Par Le Barde et Bardatruc
C'était un temps de palombière, c'est-à-dire un temps très doux, d'automne où il fait bon s'adonner à de fraternels us et coutumes.
Nous étions douze, enfin treize. Pascal Roumégou rechaussait les crampons. L'expression ne lui sied pas puisqu'il tient les crampons pour un objet superfétatoire et s'en dispense. La Piballe était aussi de retour et se glissa sagement sur une aile. Dans sa grande majorité la petite kyrielle de joueurs était plutôt verte ; la partie fut alerte. Ce qui ne signifie pas que les vieux n'avaient pas la main leste. Bien au contraire.
Si les débuts de l’équipe ‘’expérimentée’’ furent délicats, la suite leur permit de briller magnifiquement. La justesse du tempo, la précision des passes. Régis était tranchant comme un aphorisme de René Char. Quant à Yan, il fut souverain. Comme le dit si bien JB : "Yann est un trois-quart centre dans un corps de première ligne." Le Barde influa la vitesse et Dudu le trouble.
En face pourtant une équipe plutôt jeune et vaillante mais totalement désorganisée voire décontenancée.
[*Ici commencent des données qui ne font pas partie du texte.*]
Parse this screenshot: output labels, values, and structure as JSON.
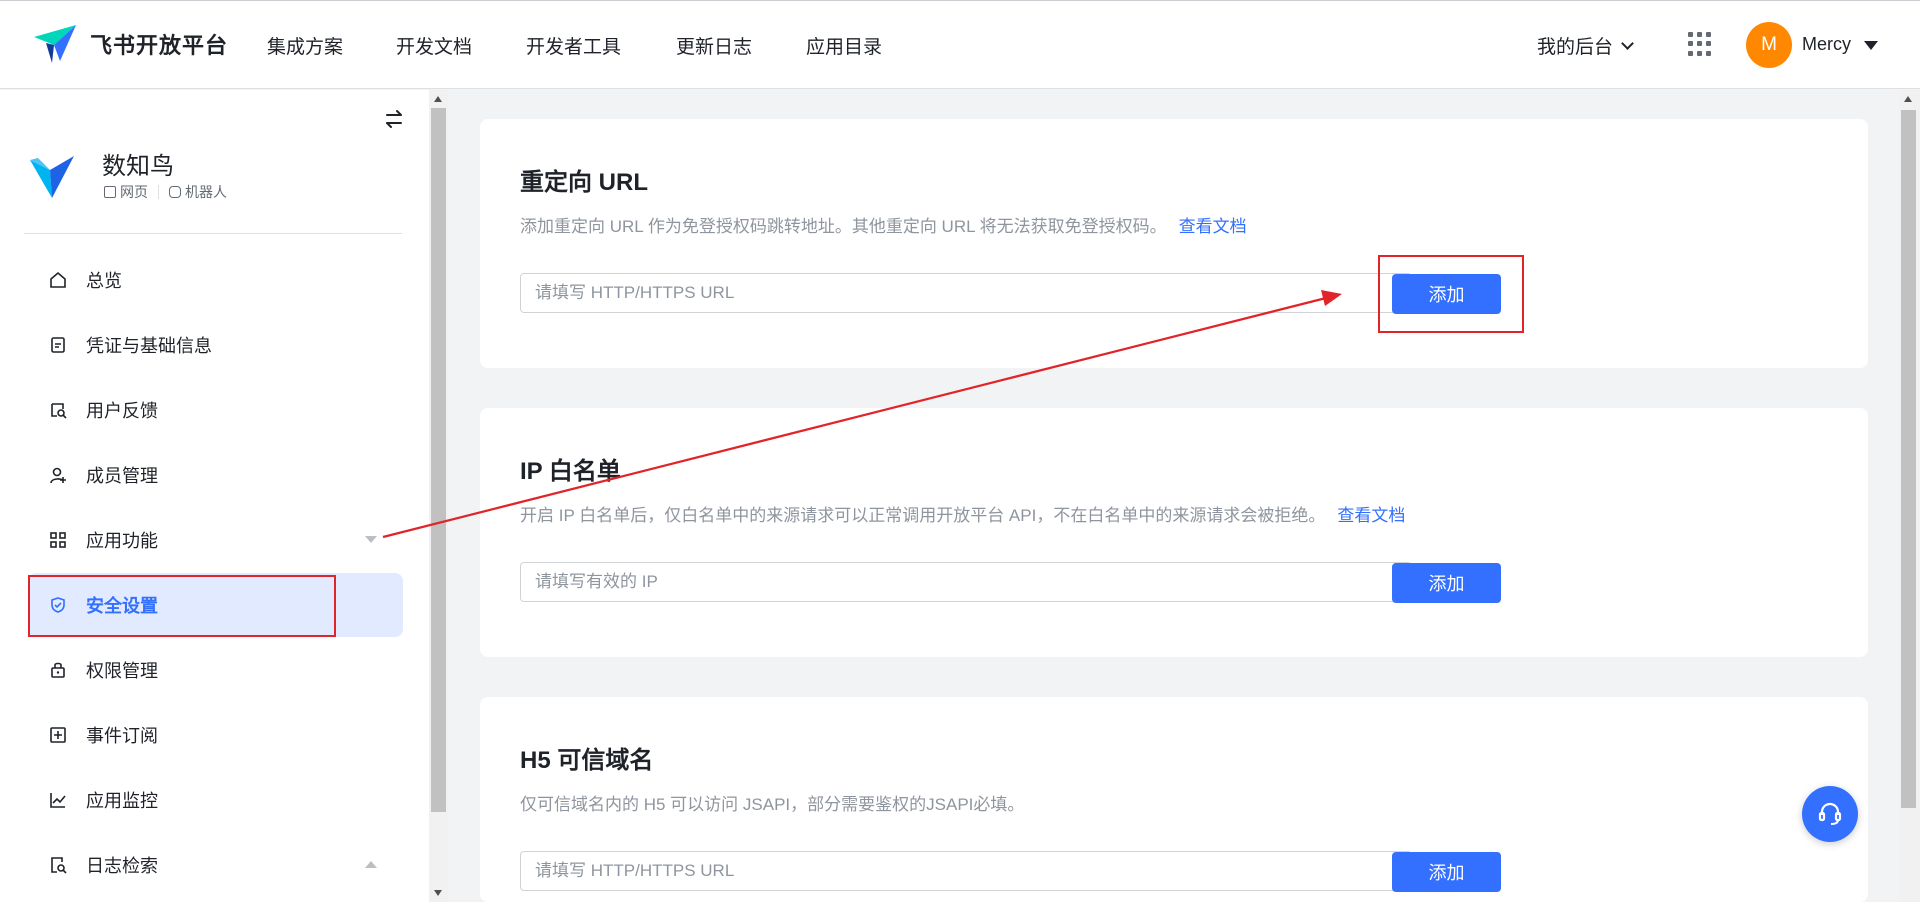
{
  "brand": {
    "name": "飞书开放平台"
  },
  "nav": {
    "items": [
      "集成方案",
      "开发文档",
      "开发者工具",
      "更新日志",
      "应用目录"
    ],
    "console_label": "我的后台",
    "avatar_letter": "M",
    "username": "Mercy"
  },
  "app": {
    "name": "数知鸟",
    "tags": [
      "网页",
      "机器人"
    ]
  },
  "sidebar": {
    "items": [
      {
        "label": "总览",
        "icon": "home-icon"
      },
      {
        "label": "凭证与基础信息",
        "icon": "credential-icon"
      },
      {
        "label": "用户反馈",
        "icon": "feedback-icon"
      },
      {
        "label": "成员管理",
        "icon": "member-icon"
      },
      {
        "label": "应用功能",
        "icon": "apps-icon"
      },
      {
        "label": "安全设置",
        "icon": "shield-icon"
      },
      {
        "label": "权限管理",
        "icon": "lock-icon"
      },
      {
        "label": "事件订阅",
        "icon": "event-icon"
      },
      {
        "label": "应用监控",
        "icon": "chart-icon"
      },
      {
        "label": "日志检索",
        "icon": "log-search-icon"
      }
    ],
    "active_index": 5
  },
  "sections": {
    "redirect": {
      "title": "重定向 URL",
      "desc": "添加重定向 URL 作为免登授权码跳转地址。其他重定向 URL 将无法获取免登授权码。",
      "link": "查看文档",
      "placeholder": "请填写 HTTP/HTTPS URL",
      "button": "添加"
    },
    "ip": {
      "title": "IP 白名单",
      "desc": "开启 IP 白名单后，仅白名单中的来源请求可以正常调用开放平台 API，不在白名单中的来源请求会被拒绝。",
      "link": "查看文档",
      "placeholder": "请填写有效的 IP",
      "button": "添加"
    },
    "h5": {
      "title": "H5 可信域名",
      "desc": "仅可信域名内的 H5 可以访问 JSAPI，部分需要鉴权的JSAPI必填。",
      "placeholder": "请填写 HTTP/HTTPS URL",
      "button": "添加"
    }
  },
  "colors": {
    "accent": "#3370ff",
    "active_bg": "#e1eaff",
    "annotation": "#e0242a",
    "avatar": "#ff8800"
  }
}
Il y avait en effet dans ses rangs, un invité dont les statistiques ont été ahurissantes tant sur le nombre de mètres parcourus balle en main que celui du nombre de passes. Ahurissantes car les mètres parcourus l’ont été essentiellement dans la largeur du terrain et ses passes à 80 % pour l'homme invisible! C’était un peu comme joué avec un poulet poursuivi par le boucher de Delicatessen.
21h33, une douche et au trou
La Fée régalait en cuisine. L'assemblée était menue mais il y avait JB et Hamilton. Le Vieux quatre aussi était là, flanqué de notre éternel Pépé. Tout commença par une pizza faite maison.
Si l’émincé de volaille en sauce nous rappela quelque peu la « blanquette de poulet curry » de la semaine passée, le gratin de chou-fleur l’accompagnant mit nos papilles en joie.
Le lancer d'assiettes fut propre, net et sans bavures. Que la fée manie l'assiette comme la baguette est, après tout, dans l'ordre des choses.
La venue du fromage fut propice à de savoureux échanges. Ils commencèrent par une pensée profonde du Vieux quatre : "On finira tous vieux". Il y avait un brin de nostalgie dans ce truisme. L'on sait désormais que le Vieux quatre a quelque chose en lui de Schubert. Son morceau de prédilection est la truffe ; cette variante de la truite que Schubert composa à quelques jours de sa fin.
"On finira tous vieux et sur le bassin" rajouta je ne sais qui, sans préciser s’il s’agissait du bassin d’Arcachon ou celui d’aisance. A voir le pantalon humide de Jacouille, il semble que ce dernier gôute peu l’air marin.
Puis, Alain-Charles s'en prit au socialisme décadent pour d'obscures raisons. Nous attendions un trait d'humour. Las, la vanne de Vannier sur le socialisme décadent ne vint jamais. En quoi le libéralisme peut être en panne.
Alain-Charles poursuivit sur notre blog qu'il avoua ne feuilleter que mensuellement. Yan eut ce mot plein d'à-propos : "Il vaut mieux lire le blog que Le Figaro."
La Piballe observait le dialogue entamé par Pascal et JB. "Pascal, il a des airs de Bébel, avec sa barbe blanche et fournie." murmura-t-il. Et c'est vrai.
La conversation roula sur le golf et dispensa une philosophie du trou mi-figue mi-raisin. Nos deux bonshommes passèrent ainsi du grand au petit trou. Yan, très en verve, commit alors cette évidence : "Quand tu vas au golf, c'est pour tirer". Et bien non, pour le vieux quatre, c'est tout sauf une évidence. Lui, il parcourt le green pour trouver des champignons. "Avec tous les pédés qu'il y a au golf, il y a plus de trous que de phallus." Le phallus n'est-il pas un genre de champignons de la famille des Phallaceae dans l'ordre des Phallales.
En dessert, un gâteau maison emballé industriellement combla les derniers espaces de nos estomacs repus.
La belote de comptoir vit le triomphe, peu mesuré, du Vieux quatre. Et la chute d'Hamilton qui, à l'instar d'Amélie, était peu en mains ou simplement dépassé par le niveau. La Jacouille n'avait pas daigné prendre part aux cartes.
La nuit était bienveillante. La petite troupe se dispersa dans la ville. Le ciel était délicieusement étoilé. La Fée fredonna l'air de la recette de Peau d'âne. Et glissa une petite larme en pensant à Delphine Seyrig. Moi, je pensais à Danielle Darrieux, celle qui repoussa la perspective de s'appeler madame Dame.